Pembagaian keuntungan dan kerugian dalam hal tidak ditetapkan terlebih dahulu dasar-dasarnya, adalah bahwa tiap-tiap anggota masyarakat hukum sederajat dan sama”.
Hukum atau dalil ini oleh Kranenburg dinamakan Asas Keseimbangan, berlaku dimana-mana dan pada waktu apapun.

B.     Hukum ditaati oleh Masyarakat
1.      Keberlakuan Faktual atau Empiris
Kaidah hukum yang berlaku secara faktual atau nyata jika para warga masyarakat, untuk siapa kaidah itu berlaku mematuhi kaidah hukum tersebut. Dengan demikian, keberlakuan faktual dapat ditetapkan dengan bersaranakan penelitian empiris tentang perilaku para warga masyarakat. Kaidah hukum dikatakan memiliki keberlakuan faktual, jika kaidah itu dalam kenyataan sungguh-sungguh di dipatuhi oleh para warga masyarakat dan oleh para pejabat yang berwenang sungguh-sungguh diterapkan dan ditegakkan. Dengan demikian, kaidah hukum tersebut dikatakan efektif. Sebab, berhasil mempengaruhi perilaku para warga dan pejabat masyarakat.
Kenyataan tentang  adanya keberlakuan faktual ini dapat diteliti secara empirikal oleh Sosiologi Hukum, dengan menggunakan metode-metode yang lazim dalam ilmu-ilmu sosial. Dalam perspektif Sosiologi Hukum, maka hukum itu tampil sebagai ”das Sein-Sollen”, yakni kenyataan sosiologikal (perilaku sosial yang sungguh-sungguh terjadi dalam kenyataan masyarakat riil) yang mengacu keharusan normatif (kaidah).

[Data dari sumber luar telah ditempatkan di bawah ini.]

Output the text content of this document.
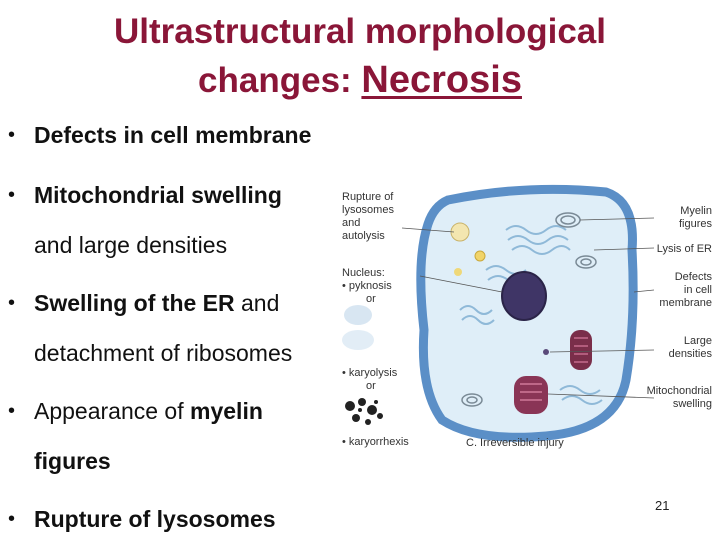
Ultrastructural morphological
changes: Necrosis
• Defects in cell membrane
• Mitochondrial swelling
and large densities
• Swelling of the ER and
detachment of ribosomes
• Appearance of myelin
figures
• Rupture of lysosomes
Rupture of
lysosomes
and
autolysis
Nucleus:
• pyknosis
or
• karyolysis
or
• karyorrhexis
Myelin
figures
Lysis of ER
Defects
in cell
membrane
Large
densities
Mitochondrial
swelling
C. Irreversible injury
21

2.      Keberlakuan Normatif atau Formal
Hukum formal diketahui dan ditaati sehingga berlaku umum. Selama belum mempunyai bentuk, suatu hukum baru merupakan perasaan hukum dalam masyarakat atau baru merupakan cita-cita hukum, oleh karenanya belum mempunyai kekutan mengikat.[18]
Jika suatu kaidah merupakan bagian dari suatu sistem kaidah hukum tertentu yang di dalamnya terdapat kaidah-kaidah hukum itu saling menunjuk. Sistem kaidah hukum terdiri atas keseluruhan hirarki kaidah hukum khusus yang bertumpu kepada kaidah hukum umum, kaidah khusus yang lebih rendah diderivasi dari kaidah hukum umum yang lebih tinggi.[19]
Keberlakuan normatif ilmu hukum bukanlah ilmu empiris.[20] Selain itu juga obyek telaahnya berkenaan dengan tuntutan perilaku dengan cara tertentu yang kepatuhanya tidak sepenunya bergantung pada kehendak bebas yang bersangkutan, melainkan dapat dipaksakan oleh kekuasaan publik.[21]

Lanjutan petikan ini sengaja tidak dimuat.